After hearing from politicians for years that they wanted money from a sale of Dorothea Dix Hospital property to be put in a mental health trust fund, advocates were discouraged that the long-term lease with Raleigh provided no money for mental health.
Meanwhile, the state is in the middle of another sweeping transition, consolidating local mental health offices and converting regional offices into versions of managed care insurance companies.
The regional offices will receive limited money for mental health treatment and must provide therapies within those budgets. The aim is to put money toward the most effective services while controlling expenses in Medicaid, the government health insurance program.
Legislators and state administrators are optimistic about the reorganization, but people who watch and have to live with the change are not so sure they will lead to more effective treatment.

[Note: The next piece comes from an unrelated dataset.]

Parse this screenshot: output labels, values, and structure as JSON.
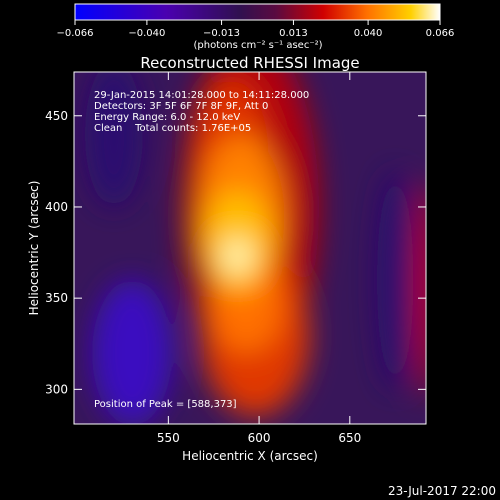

“I’m troubled by the system in the state, and it doesn’t look to me like it’s getting any better,” Frankel said. “It is not a happy scene for mental health in North Carolina. Everyone is talking about it.”
Hope in managed care
Patients and mental health providers are watching to see how mental health treatment fares under managed care.
Ann Oshel, director of Durham programs at the multi-county mental health office Alliance Behavioral Healthcare, said the moving to regional managed care offices will make it easier for administrators to attend to young adults mental health needs.
Durham is using a federal grant to provide mental health services to 16- to 21-year-olds in a way that takes into account their special circumstances and their frequent reluctance to seek treatment.
The effort involves schools, parents or guardians, police, probation officers, and a job counselor, in addition to mental health professionals, Oshel said. Over the life of the program they expect to enroll 800 people.
Oshel wants the Durham effort to be one other mental health offices in the state can copy, and she said that the change to managed care should make that easier because offices will have the chance to set up programs aimed at special populations.
“A lot happens between the ages of 16 and 21,” she said. “This is the best opportunity we have as a community to get them the help they need and get their lives on track.”
Rep. Nelson Dollar, a House budget writer, said legislators want to look at all areas where mental health treatment falls off.
“We are focused on analyzing where the gaps are in our mental health system and working on strategies to close those gaps in terms of services that are offered,” the Cary Republican said. But converting mental health offices to managed care organizations must be a top priority. “They’re going to be the framework around which we address areas that are gaps in coverage,” he said.
Staff writer Craig Jarvis contributed.